Sobrevivir a los murmullos

Todos los Seres Humanos, por nuestra condición de especie social, traemos de manera innata, la necesidad instintiva de pertenecer a un grupo, a una tribu. Ya desde el mismo momento de nuestro nacimiento necesitamos inexcusablemente a los demás, no podemos sobrevivir solos sin ayuda de los otros. Así, la evolución nos condena a depender de una comunidad y en consecuencia, a preocuparnos sobremanera por la opinión que los demás tienen de nosotros, por nuestra reputación, ya que implica disponer de más o menos oportunidades para triunfar y sobrevivir en la vida. De ahí el porqué de nuestra necesidad, del deseo de aceptación y cariño por los demás. Además, explica, que cuanto mayor sea nuestra tendencia a buscar la aprobación constante o ser admirado e importante por los otros; también, será mayor el miedo a la opinión de los demás, a ese murmullo insidioso y constante que se repite en la mente del, “qué dirán o qué pensarán de mí”. De esta manera, este temor “al murmullo social” constituye una de las mayores fuentes de dolor e inseguridad emocional. Nos oprime y sobretodo impide el desarrollo de nuestro propio potencial individual, ya que éste, se encuentra siempre supeditado al criterio de los demás.

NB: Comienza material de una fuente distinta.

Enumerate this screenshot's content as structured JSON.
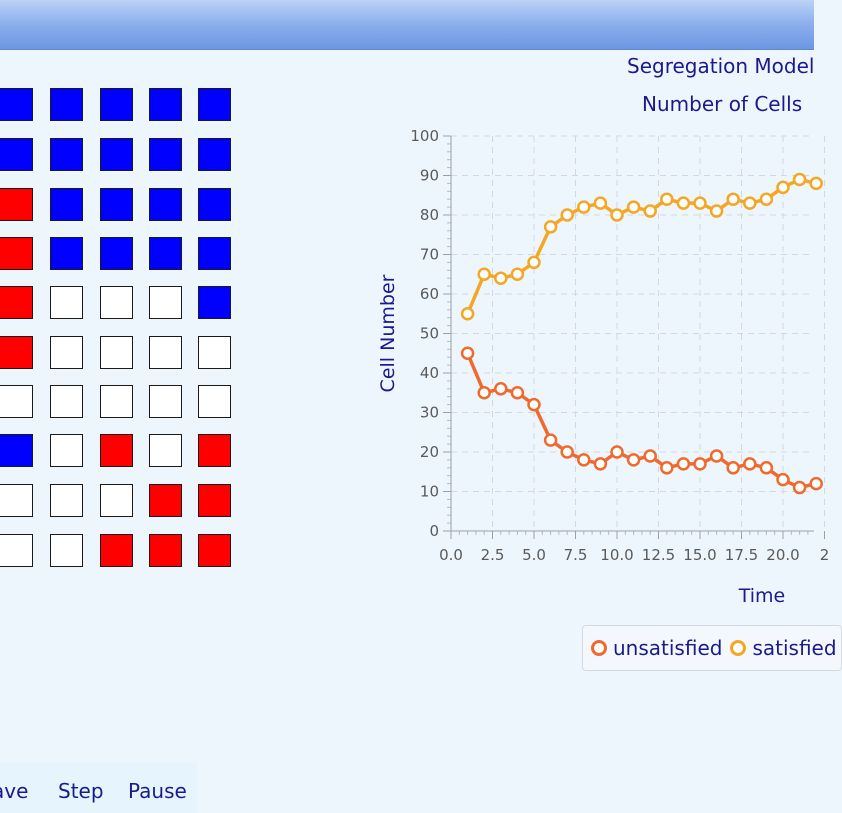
{
  "window": {
    "titlebar_color": "#8fb2ee"
  },
  "grid": {
    "colors": {
      "blue": "#0000ff",
      "red": "#ff0000",
      "empty": "#ffffff"
    },
    "rows": [
      [
        "blue",
        "blue",
        "blue",
        "blue",
        "blue"
      ],
      [
        "blue",
        "blue",
        "blue",
        "blue",
        "blue"
      ],
      [
        "red",
        "blue",
        "blue",
        "blue",
        "blue"
      ],
      [
        "red",
        "blue",
        "blue",
        "blue",
        "blue"
      ],
      [
        "red",
        "empty",
        "empty",
        "empty",
        "blue"
      ],
      [
        "red",
        "empty",
        "empty",
        "empty",
        "empty"
      ],
      [
        "empty",
        "empty",
        "empty",
        "empty",
        "empty"
      ],
      [
        "blue",
        "empty",
        "red",
        "empty",
        "red"
      ],
      [
        "empty",
        "empty",
        "empty",
        "red",
        "red"
      ],
      [
        "empty",
        "empty",
        "red",
        "red",
        "red"
      ]
    ]
  },
  "chart": {
    "title": "Segregation Model",
    "subtitle": "Number of Cells"
  },
  "chart_data": {
    "type": "line",
    "title": "Number of Cells",
    "xlabel": "Time",
    "ylabel": "Cell Number",
    "ylim": [
      0,
      100
    ],
    "xlim": [
      0,
      22.5
    ],
    "x_ticks": [
      "0.0",
      "2.5",
      "5.0",
      "7.5",
      "10.0",
      "12.5",
      "15.0",
      "17.5",
      "20.0",
      "2"
    ],
    "y_ticks": [
      "0",
      "10",
      "20",
      "30",
      "40",
      "50",
      "60",
      "70",
      "80",
      "90",
      "100"
    ],
    "grid": true,
    "legend_position": "bottom",
    "x": [
      1,
      2,
      3,
      4,
      5,
      6,
      7,
      8,
      9,
      10,
      11,
      12,
      13,
      14,
      15,
      16,
      17,
      18,
      19,
      20,
      21,
      22
    ],
    "series": [
      {
        "name": "unsatisfied",
        "color": "#ee6a2e",
        "values": [
          45,
          35,
          36,
          35,
          32,
          23,
          20,
          18,
          17,
          20,
          18,
          19,
          16,
          17,
          17,
          19,
          16,
          17,
          16,
          13,
          11,
          12
        ]
      },
      {
        "name": "satisfied",
        "color": "#f5a623",
        "values": [
          55,
          65,
          64,
          65,
          68,
          77,
          80,
          82,
          83,
          80,
          82,
          81,
          84,
          83,
          83,
          81,
          84,
          83,
          84,
          87,
          89,
          88
        ]
      }
    ]
  },
  "legend": {
    "unsatisfied_label": "unsatisfied",
    "satisfied_label": "satisfied"
  },
  "toolbar": {
    "save_label": "ave",
    "step_label": "Step",
    "pause_label": "Pause"
  }
}
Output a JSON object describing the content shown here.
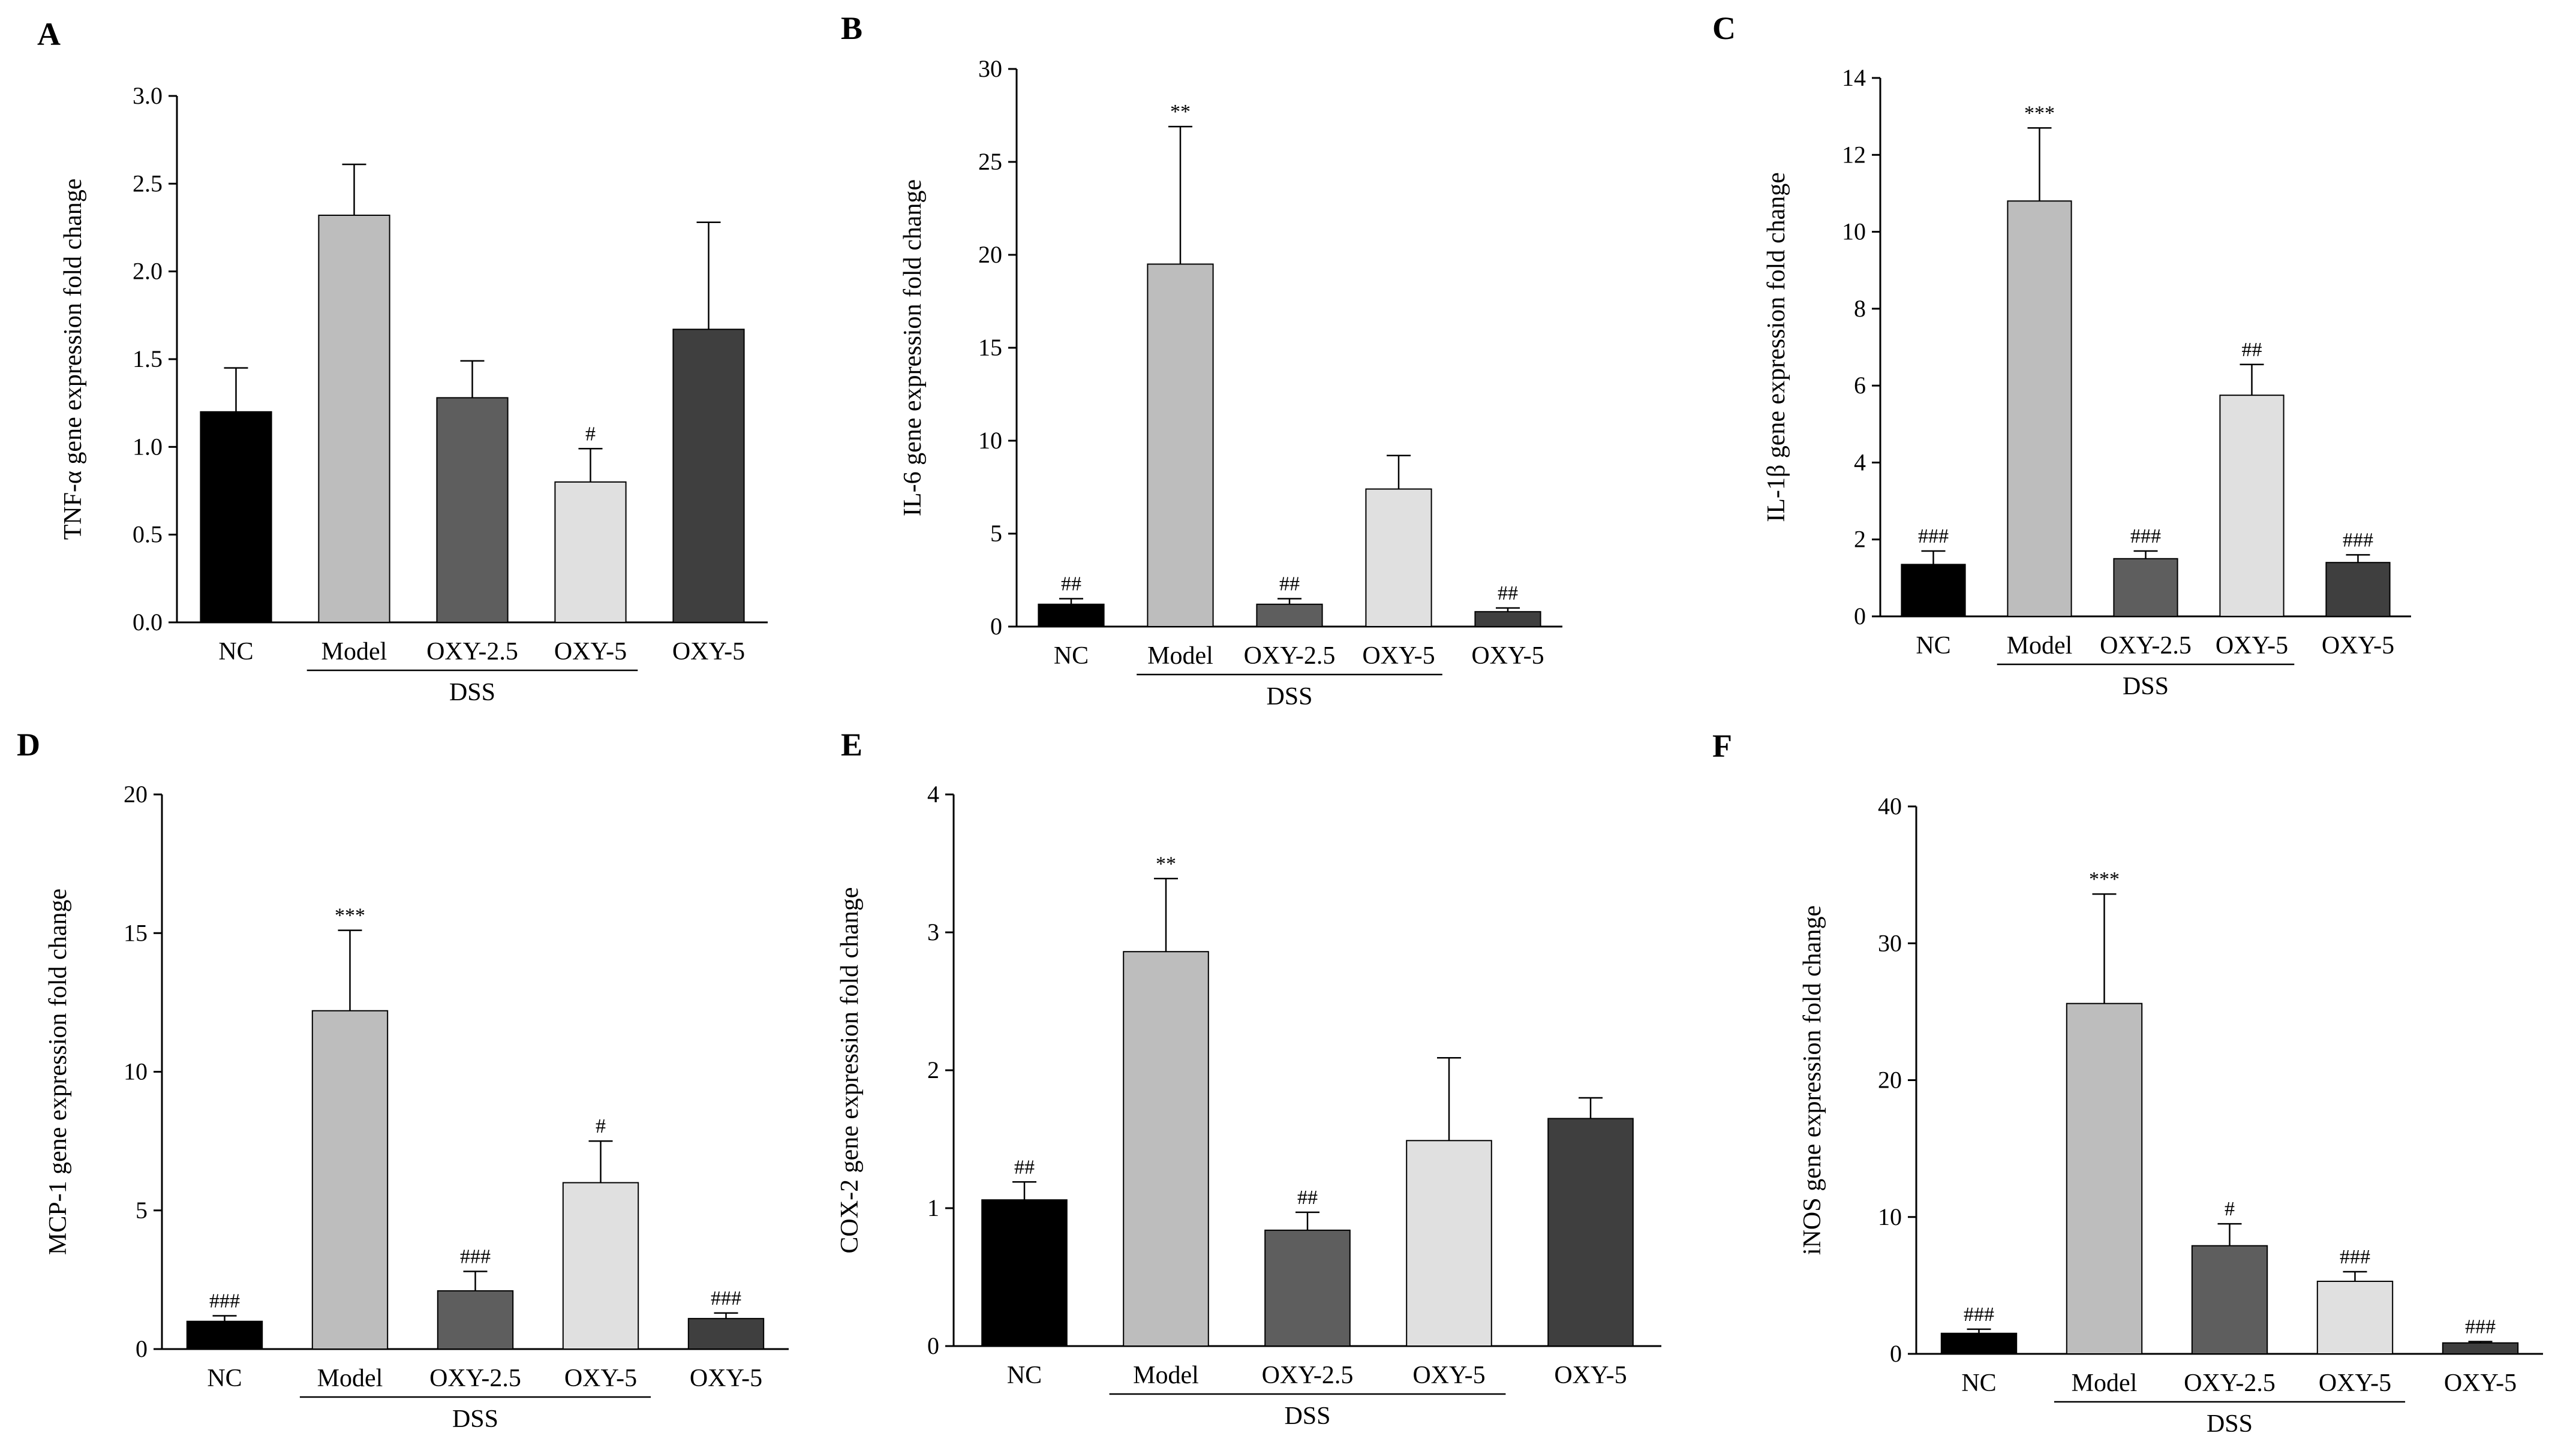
{
  "chart_data": [
    {
      "type": "bar",
      "panel": "A",
      "title": "",
      "xlabel": "",
      "ylabel": "TNF-α gene expression fold change",
      "ylim": [
        0,
        3.0
      ],
      "yticks": [
        "0.0",
        "0.5",
        "1.0",
        "1.5",
        "2.0",
        "2.5",
        "3.0"
      ],
      "ytick_values": [
        0,
        0.5,
        1.0,
        1.5,
        2.0,
        2.5,
        3.0
      ],
      "categories": [
        "NC",
        "Model",
        "OXY-2.5",
        "OXY-5",
        "OXY-5"
      ],
      "values": [
        1.2,
        2.32,
        1.28,
        0.8,
        1.67
      ],
      "errors": [
        0.25,
        0.29,
        0.21,
        0.19,
        0.61
      ],
      "significance": [
        "",
        "",
        "",
        "#",
        ""
      ],
      "group_label": "DSS",
      "colors": [
        "#000000",
        "#bdbdbd",
        "#5e5e5e",
        "#e0e0e0",
        "#3f3f3f"
      ]
    },
    {
      "type": "bar",
      "panel": "B",
      "title": "",
      "xlabel": "",
      "ylabel": "IL-6 gene expression fold change",
      "ylim": [
        0,
        30
      ],
      "yticks": [
        "0",
        "5",
        "10",
        "15",
        "20",
        "25",
        "30"
      ],
      "ytick_values": [
        0,
        5,
        10,
        15,
        20,
        25,
        30
      ],
      "categories": [
        "NC",
        "Model",
        "OXY-2.5",
        "OXY-5",
        "OXY-5"
      ],
      "values": [
        1.2,
        19.5,
        1.2,
        7.4,
        0.8
      ],
      "errors": [
        0.3,
        7.4,
        0.3,
        1.8,
        0.2
      ],
      "significance": [
        "##",
        "**",
        "##",
        "",
        "##"
      ],
      "group_label": "DSS",
      "colors": [
        "#000000",
        "#bdbdbd",
        "#5e5e5e",
        "#e0e0e0",
        "#3f3f3f"
      ]
    },
    {
      "type": "bar",
      "panel": "C",
      "title": "",
      "xlabel": "",
      "ylabel": "IL-1β gene expression fold change",
      "ylim": [
        0,
        14
      ],
      "yticks": [
        "0",
        "2",
        "4",
        "6",
        "8",
        "10",
        "12",
        "14"
      ],
      "ytick_values": [
        0,
        2,
        4,
        6,
        8,
        10,
        12,
        14
      ],
      "categories": [
        "NC",
        "Model",
        "OXY-2.5",
        "OXY-5",
        "OXY-5"
      ],
      "values": [
        1.35,
        10.8,
        1.5,
        5.75,
        1.4
      ],
      "errors": [
        0.35,
        1.9,
        0.2,
        0.8,
        0.2
      ],
      "significance": [
        "###",
        "***",
        "###",
        "##",
        "###"
      ],
      "group_label": "DSS",
      "colors": [
        "#000000",
        "#bdbdbd",
        "#5e5e5e",
        "#e0e0e0",
        "#3f3f3f"
      ]
    },
    {
      "type": "bar",
      "panel": "D",
      "title": "",
      "xlabel": "",
      "ylabel": "MCP-1 gene expression fold change",
      "ylim": [
        0,
        20
      ],
      "yticks": [
        "0",
        "5",
        "10",
        "15",
        "20"
      ],
      "ytick_values": [
        0,
        5,
        10,
        15,
        20
      ],
      "categories": [
        "NC",
        "Model",
        "OXY-2.5",
        "OXY-5",
        "OXY-5"
      ],
      "values": [
        1.0,
        12.2,
        2.1,
        6.0,
        1.1
      ],
      "errors": [
        0.2,
        2.9,
        0.7,
        1.5,
        0.2
      ],
      "significance": [
        "###",
        "***",
        "###",
        "#",
        "###"
      ],
      "group_label": "DSS",
      "colors": [
        "#000000",
        "#bdbdbd",
        "#5e5e5e",
        "#e0e0e0",
        "#3f3f3f"
      ]
    },
    {
      "type": "bar",
      "panel": "E",
      "title": "",
      "xlabel": "",
      "ylabel": "COX-2 gene expression fold change",
      "ylim": [
        0,
        4
      ],
      "yticks": [
        "0",
        "1",
        "2",
        "3",
        "4"
      ],
      "ytick_values": [
        0,
        1,
        2,
        3,
        4
      ],
      "categories": [
        "NC",
        "Model",
        "OXY-2.5",
        "OXY-5",
        "OXY-5"
      ],
      "values": [
        1.06,
        2.86,
        0.84,
        1.49,
        1.65
      ],
      "errors": [
        0.13,
        0.53,
        0.13,
        0.6,
        0.15
      ],
      "significance": [
        "##",
        "**",
        "##",
        "",
        ""
      ],
      "group_label": "DSS",
      "colors": [
        "#000000",
        "#bdbdbd",
        "#5e5e5e",
        "#e0e0e0",
        "#3f3f3f"
      ]
    },
    {
      "type": "bar",
      "panel": "F",
      "title": "",
      "xlabel": "",
      "ylabel": "iNOS gene expression fold change",
      "ylim": [
        0,
        40
      ],
      "yticks": [
        "0",
        "10",
        "20",
        "30",
        "40"
      ],
      "ytick_values": [
        0,
        10,
        20,
        30,
        40
      ],
      "categories": [
        "NC",
        "Model",
        "OXY-2.5",
        "OXY-5",
        "OXY-5"
      ],
      "values": [
        1.5,
        25.6,
        7.9,
        5.3,
        0.8
      ],
      "errors": [
        0.3,
        8.0,
        1.6,
        0.7,
        0.1
      ],
      "significance": [
        "###",
        "***",
        "#",
        "###",
        "###"
      ],
      "group_label": "DSS",
      "colors": [
        "#000000",
        "#bdbdbd",
        "#5e5e5e",
        "#e0e0e0",
        "#3f3f3f"
      ]
    }
  ]
}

En especial, “el qué pensarán de mí” es tremendamente perjudicial, porque se trata de una creación de la mente; esta tendencia a interpretar el pensamiento de los demás en clave personal, siempre referidos a nosotros y casi siempre en negativo, que nos ocasiona innumerables equívocos y muchos errores sin aclarar, porque no podemos estar continuamente preguntando para tener la certeza de lo que creemos que están pensando de nosotros. Este murmullo constante en nuestra mente nos causa un gran malestar emocional.
Esta es una de las formas más más frecuente de generar conflictos emocionales, esas olas encontradas en nuestra mente. Por una parte, la fuerza de nuestra propia individualidad y por la otra, la gran influencia del grupo, de la tribu. Por una parte, la libertad de espíritu necesaria para mi crecimiento como persona y por otra, la sumisión al poder del grupo, de pertenecer a una tribu particular, que nos encandila con su inmenso y cálido placer.
Por esa fuerza innata del grupo, en muchas ocasiones hacemos demasiado caso a las opiniones de los otros, tanto en cuestiones importantes como en asuntos pequeños. Es necesario saber escuchar, tener la calma de espíritu suficiente ( “El lugar de la serenidad”), para atender con la mente abierta aquello que no nos gusta, y tras revisarlo a la luz de la razón, tomar las decisiones y adecuar nuestro modo de vivir lo más acorde con nuestros propios impulsos e inclinaciones, siempre por supuesto, que no sean antisociales.
Como necesitamos la interacción social para mantener nuestra consciencia en equilibrio, es fundamental entender cómo nos afectan las relaciones con los otros y aprender a convertirlas en experiencias positivas en lugar de negativas. Para ello, una de las actitudes más importantes del mindfulness es la de evitar los juicios; acostumbrarnos a no juzgar incrementa la indulgencia para con nosotros mismos y los demás. Al seguir las máximas evangélicas de: “no juzgues y no serás juzgado” o “no tires la primera piedra”, nos centramos en lo verdaderamente importante: hacer las cosas lo mejor posible, así, con toda la atención en el presente y con nuestra alma libre de prejuicios y llenos de comprensión y benevolencia lograremos sobrevivir a las murmullos, a ese yugo invisible de los gustos y deseos accidentales de los vecinos e incluso de los familiares, que nos ha deparado el azar.